Yakima, Washington (AP) 10-07

The U.S. Forest Service during October rejected four appeals of a decision to allow the White Pass Ski Resort to expand into a roadless area long defended by conservationists.

In June, the Forest Service had selected a preferred alternative for expansion that would nearly double the size of the resort located on U.S. Highway 12 west of Yakima in Washington’s southern Cascades.

Under the proposal, the ski area would expand to 1,572 acres and add two chairlifts and 18 trails.
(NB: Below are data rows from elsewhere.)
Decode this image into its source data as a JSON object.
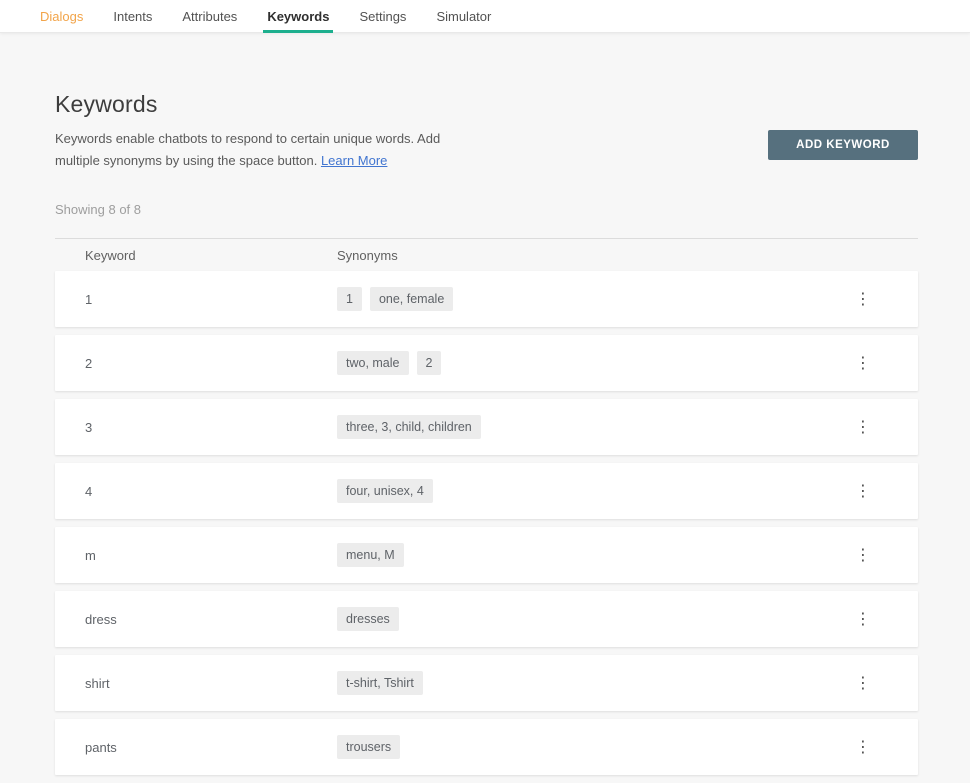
{
  "tabs": {
    "items": [
      {
        "label": "Dialogs"
      },
      {
        "label": "Intents"
      },
      {
        "label": "Attributes"
      },
      {
        "label": "Keywords"
      },
      {
        "label": "Settings"
      },
      {
        "label": "Simulator"
      }
    ],
    "active_tab": "Keywords"
  },
  "page": {
    "title": "Keywords",
    "description": "Keywords enable chatbots to respond to certain unique words. Add multiple synonyms by using the space button.",
    "learn_more_label": "Learn More",
    "add_button_label": "ADD KEYWORD",
    "showing_text": "Showing 8 of 8"
  },
  "table": {
    "headers": {
      "keyword": "Keyword",
      "synonyms": "Synonyms"
    },
    "rows": [
      {
        "keyword": "1",
        "synonyms": [
          "1",
          "one, female"
        ]
      },
      {
        "keyword": "2",
        "synonyms": [
          "two, male",
          "2"
        ]
      },
      {
        "keyword": "3",
        "synonyms": [
          "three, 3, child, children"
        ]
      },
      {
        "keyword": "4",
        "synonyms": [
          "four, unisex, 4"
        ]
      },
      {
        "keyword": "m",
        "synonyms": [
          "menu, M"
        ]
      },
      {
        "keyword": "dress",
        "synonyms": [
          "dresses"
        ]
      },
      {
        "keyword": "shirt",
        "synonyms": [
          "t-shirt, Tshirt"
        ]
      },
      {
        "keyword": "pants",
        "synonyms": [
          "trousers"
        ]
      }
    ]
  },
  "icons": {
    "row_menu": "kebab-menu-icon",
    "row_menu_glyph": "⋮"
  },
  "colors": {
    "accent_orange": "#F2A449",
    "active_tab_underline": "#1DAF8E",
    "add_button_bg": "#56707E",
    "link_blue": "#4175D0",
    "chip_bg": "#ECECEC",
    "page_bg": "#F7F7F7"
  }
}
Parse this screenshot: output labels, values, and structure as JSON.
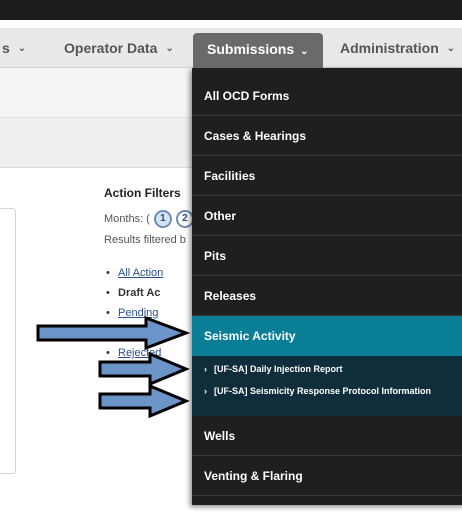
{
  "nav": {
    "partial_label": "s",
    "operator_data": "Operator Data",
    "submissions": "Submissions",
    "administration": "Administration"
  },
  "filters": {
    "title": "Action Filters",
    "months_label": "Months: (",
    "month_1": "1",
    "month_2": "2",
    "results_text": "Results filtered b",
    "links": [
      "All Action",
      "Draft Ac",
      "Pending",
      "",
      "Rejected"
    ]
  },
  "dropdown": {
    "items": [
      "All OCD Forms",
      "Cases & Hearings",
      "Facilities",
      "Other",
      "Pits",
      "Releases",
      "Seismic Activity",
      "Wells",
      "Venting & Flaring"
    ],
    "subitems": [
      "[UF-SA] Daily Injection Report",
      "[UF-SA] Seismicity Response Protocol Information"
    ],
    "chevron": "›"
  },
  "colors": {
    "active_item": "#0a7e97",
    "dropdown_bg": "#1f1f1f",
    "arrow_fill": "#6b94c9"
  },
  "icons": {
    "caret": "caret-down-icon",
    "arrows": "right-arrow-icon"
  }
}
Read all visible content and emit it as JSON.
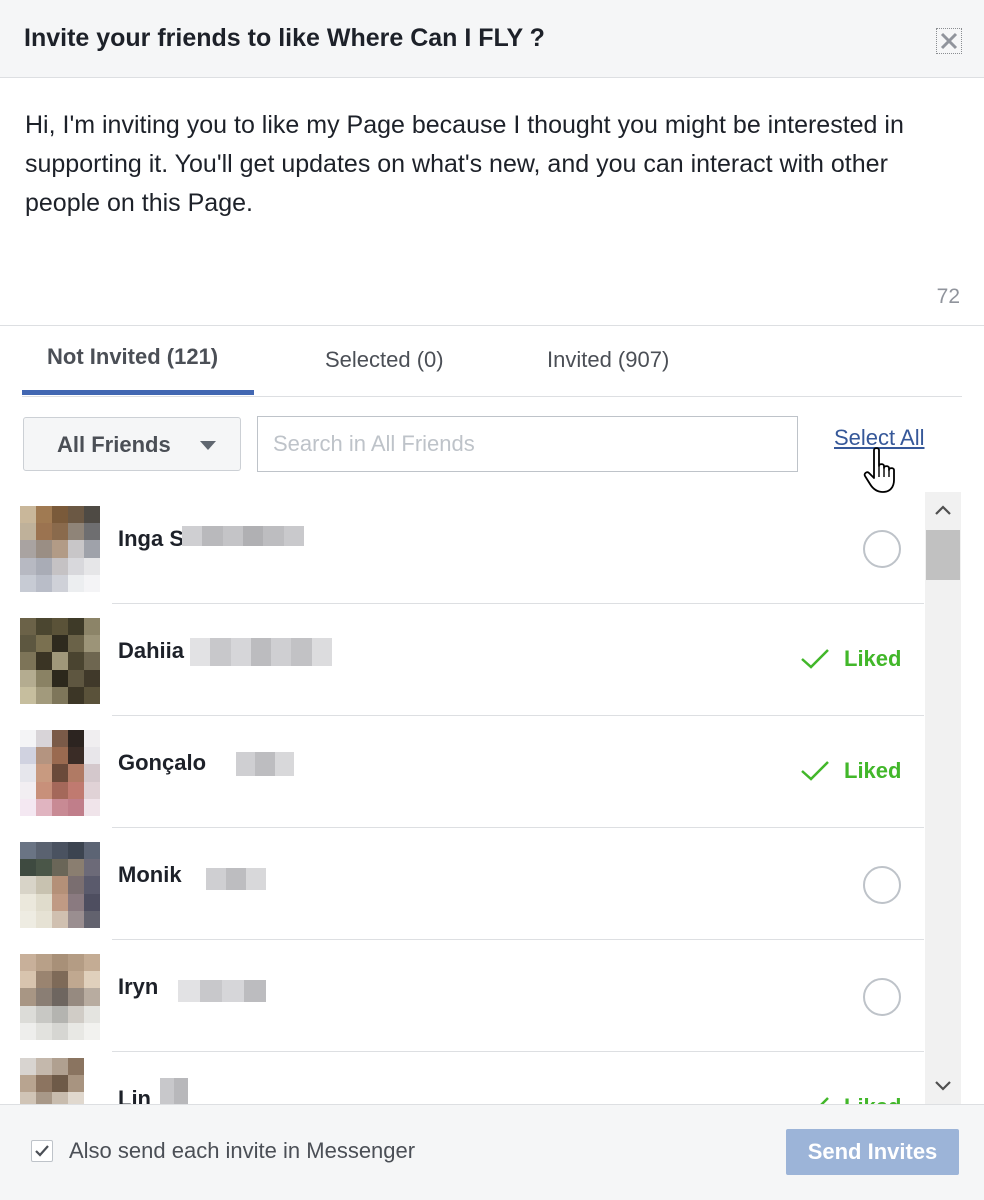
{
  "dialog": {
    "title": "Invite your friends to like Where Can I FLY ?",
    "close_icon": "close-icon"
  },
  "message": {
    "text": "Hi, I'm inviting you to like my Page because I thought you might be interested in supporting it. You'll get updates on what's new, and you can interact with other people on this Page.",
    "char_count": "72"
  },
  "tabs": [
    {
      "label": "Not Invited (121)",
      "active": true
    },
    {
      "label": "Selected (0)",
      "active": false
    },
    {
      "label": "Invited (907)",
      "active": false
    }
  ],
  "filter": {
    "label": "All Friends",
    "search_placeholder": "Search in All Friends",
    "select_all": "Select All"
  },
  "friends": [
    {
      "name": "Inga S",
      "status": "unselected"
    },
    {
      "name": "Dahiia",
      "status": "Liked"
    },
    {
      "name": "Gonçalo",
      "status": "Liked"
    },
    {
      "name": "Monik",
      "status": "unselected"
    },
    {
      "name": "Iryn",
      "status": "unselected"
    },
    {
      "name": "Lin",
      "status": "Liked"
    }
  ],
  "footer": {
    "messenger_checked": true,
    "messenger_label": "Also send each invite in Messenger",
    "send_button": "Send Invites"
  },
  "colors": {
    "accent": "#4267b2",
    "link": "#365899",
    "liked": "#42b72a",
    "send_disabled": "#9cb4d8"
  }
}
Included in that acreage would be 767 acres in the Hogback Basin, a pristine area favored by backcountry skiers and snowshoe enthusiasts.

The resort would still be smaller than Washington’s largest ski resorts, even with the expansion.

Four appeals were filed, including two submitted by the Sierra Club and the Yakama Nation. The Sierra Club had argued that the environmental study for the expansion was inadequate, while the tribe said the area where the resort would expand had cultural and spiritual significance.

Those claims were rejected in a decision released by Deputy Regional Forester Calvin Joyner.

The idea of expanding White Pass to the southwest has been around for two decades. Expansion supporters, primarily the White Pass Co., have argued the project is needed to accommodate growth. The ski area has seen an annual average of nearly 110,000 skiers over the past five years.

Previous efforts to expand the resort have been thwarted by lawsuits that centered on road-building in the Hogback Basin.

The proposal was one of five considered, and Forest Service officials have said it strikes the best balance between meeting the needs of the ski area and protecting the environment through mitigating measures.